В туалет завернул только для того, чтобы постоять там у опущенного окна, сунуть голову в ураган, метнуть взгляд по излучине состава до крохотного электровоза и дальше – вперед и выше, где чистые июньские небеса наливались раковой опухолью градобойного морока. Плотный ядовитый сгусток туч напоминал и выброс химкомбината, и пожар в хранилище мазута, и гигантский холм шахтной выработки.
В разгар лета несло оттуда талым льдом, как из морозильной камеры.
Дистиллированный холодный ветер ударял в моё лицо. Я закрыл глаза и будто очутился в апрельской деревне трехлетней давности, в днях, когда зима уже вытаяла из снегов, когда душа её, зимы, не удерживалась больше коркой наста, а крупитчатые плоские снега лежали, словно сброшенная шкура.

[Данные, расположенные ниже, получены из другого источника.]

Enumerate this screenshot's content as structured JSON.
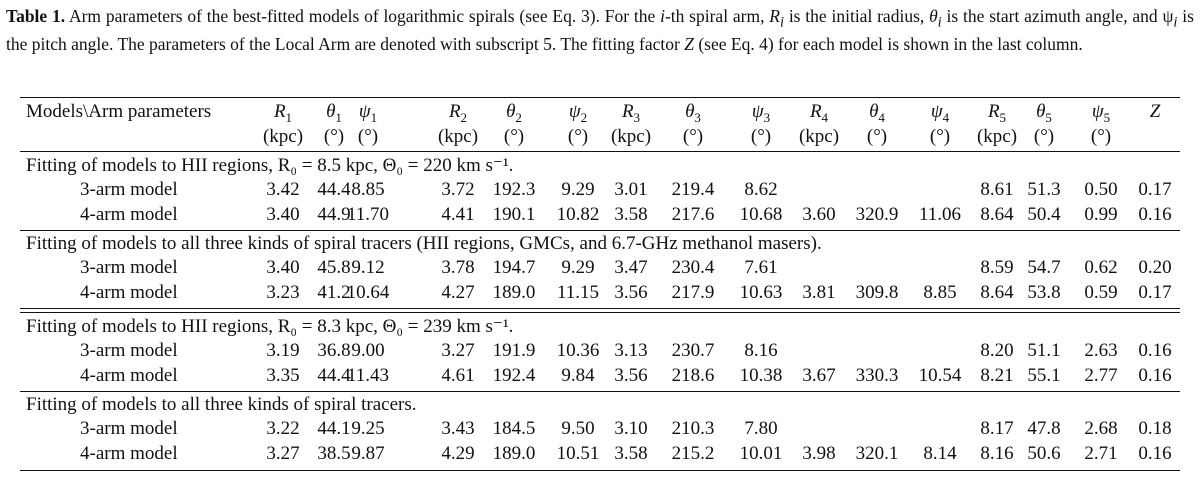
{
  "caption": {
    "label": "Table 1.",
    "text_a": "Arm parameters of the best-fitted models of logarithmic spirals (see Eq. 3). For the ",
    "ith": "i",
    "text_b": "-th spiral arm, ",
    "Ri": "R",
    "text_c": " is the initial radius, ",
    "thetai": "θ",
    "text_d": " is the start azimuth angle, and ",
    "psii": "ψ",
    "text_e": " is the pitch angle. The parameters of the Local Arm are denoted with subscript 5. The fitting factor ",
    "Z": "Z",
    "text_f": " (see Eq. 4) for each model is shown in the last column."
  },
  "header": {
    "corner": "Models\\Arm parameters",
    "columns": [
      {
        "sym": "R",
        "sub": "1",
        "unit": "(kpc)"
      },
      {
        "sym": "θ",
        "sub": "1",
        "unit": "(°)"
      },
      {
        "sym": "ψ",
        "sub": "1",
        "unit": "(°)"
      },
      {
        "sym": "R",
        "sub": "2",
        "unit": "(kpc)"
      },
      {
        "sym": "θ",
        "sub": "2",
        "unit": "(°)"
      },
      {
        "sym": "ψ",
        "sub": "2",
        "unit": "(°)"
      },
      {
        "sym": "R",
        "sub": "3",
        "unit": "(kpc)"
      },
      {
        "sym": "θ",
        "sub": "3",
        "unit": "(°)"
      },
      {
        "sym": "ψ",
        "sub": "3",
        "unit": "(°)"
      },
      {
        "sym": "R",
        "sub": "4",
        "unit": "(kpc)"
      },
      {
        "sym": "θ",
        "sub": "4",
        "unit": "(°)"
      },
      {
        "sym": "ψ",
        "sub": "4",
        "unit": "(°)"
      },
      {
        "sym": "R",
        "sub": "5",
        "unit": "(kpc)"
      },
      {
        "sym": "θ",
        "sub": "5",
        "unit": "(°)"
      },
      {
        "sym": "ψ",
        "sub": "5",
        "unit": "(°)"
      },
      {
        "sym": "Z",
        "sub": "",
        "unit": ""
      }
    ]
  },
  "sections": [
    {
      "title": "Fitting of models to HII regions, R₀ = 8.5 kpc, Θ₀ = 220 km s⁻¹.",
      "rows": [
        {
          "model": "3-arm model",
          "values": [
            "3.42",
            "44.4",
            "8.85",
            "3.72",
            "192.3",
            "9.29",
            "3.01",
            "219.4",
            "8.62",
            "",
            "",
            "",
            "8.61",
            "51.3",
            "0.50",
            "0.17"
          ]
        },
        {
          "model": "4-arm model",
          "values": [
            "3.40",
            "44.9",
            "11.70",
            "4.41",
            "190.1",
            "10.82",
            "3.58",
            "217.6",
            "10.68",
            "3.60",
            "320.9",
            "11.06",
            "8.64",
            "50.4",
            "0.99",
            "0.16"
          ]
        }
      ]
    },
    {
      "title": "Fitting of models to all three kinds of spiral tracers (HII regions, GMCs, and 6.7-GHz methanol masers).",
      "rows": [
        {
          "model": "3-arm model",
          "values": [
            "3.40",
            "45.8",
            "9.12",
            "3.78",
            "194.7",
            "9.29",
            "3.47",
            "230.4",
            "7.61",
            "",
            "",
            "",
            "8.59",
            "54.7",
            "0.62",
            "0.20"
          ]
        },
        {
          "model": "4-arm model",
          "values": [
            "3.23",
            "41.2",
            "10.64",
            "4.27",
            "189.0",
            "11.15",
            "3.56",
            "217.9",
            "10.63",
            "3.81",
            "309.8",
            "8.85",
            "8.64",
            "53.8",
            "0.59",
            "0.17"
          ]
        }
      ]
    },
    {
      "title": "Fitting of models to HII regions, R₀ = 8.3 kpc, Θ₀ = 239 km s⁻¹.",
      "rows": [
        {
          "model": "3-arm model",
          "values": [
            "3.19",
            "36.8",
            "9.00",
            "3.27",
            "191.9",
            "10.36",
            "3.13",
            "230.7",
            "8.16",
            "",
            "",
            "",
            "8.20",
            "51.1",
            "2.63",
            "0.16"
          ]
        },
        {
          "model": "4-arm model",
          "values": [
            "3.35",
            "44.4",
            "11.43",
            "4.61",
            "192.4",
            "9.84",
            "3.56",
            "218.6",
            "10.38",
            "3.67",
            "330.3",
            "10.54",
            "8.21",
            "55.1",
            "2.77",
            "0.16"
          ]
        }
      ]
    },
    {
      "title": "Fitting of models to all three kinds of spiral tracers.",
      "rows": [
        {
          "model": "3-arm model",
          "values": [
            "3.22",
            "44.1",
            "9.25",
            "3.43",
            "184.5",
            "9.50",
            "3.10",
            "210.3",
            "7.80",
            "",
            "",
            "",
            "8.17",
            "47.8",
            "2.68",
            "0.18"
          ]
        },
        {
          "model": "4-arm model",
          "values": [
            "3.27",
            "38.5",
            "9.87",
            "4.29",
            "189.0",
            "10.51",
            "3.58",
            "215.2",
            "10.01",
            "3.98",
            "320.1",
            "8.14",
            "8.16",
            "50.6",
            "2.71",
            "0.16"
          ]
        }
      ]
    }
  ]
}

И пахло так же на стремнине речки, где всю зиму билась жилка переката, зияла открытая глубокая рана и на лёд из промоины плескало чёрной кровью.
Не забыть той весны, когда, рванув по живому, я прошёл унижения суда, отказ в разводе, пережидание «срока примирения», жизни по углам у знакомых. И вот наконец освободился и, нищий, счастливый, привёз в деревню Татьяну.
Брёл по снегу от дома к промоине, становился на колени, зачерпывал ведром и с ладони пил первый чистый глоток после смрадной нервной зимовки.
Над снегом уже порхали трясогузки.
Над лесом – вороньё.
Дальше к небу летели гуси.
Выше всех белую высь «стригли» журавли.
А в старом моём родовом доме щебетала, смеялась и пела моя «птица» – Татьяна. Из Москвы кинулась за мной в необитаемую деревню с удалой мечтой зрелой беременной бабы – родить сыночка «на природе». С убеждённостью сумасшедшей доказывала: «Да никакая я не смелая, что ты! Это в роддоме рожать – вот где смелость нужна. Столько там заразы, хамства…»
У неё, видите ли, такое чувство осталось после рождения там дочки, нынешней моей падчерицы, как после группового изнасилования.
«Роды и зачатие, – говорила она, – это одно и то же, только растянутое во времени, правда ведь? Вот скажи, кто у Евы детей принимал?»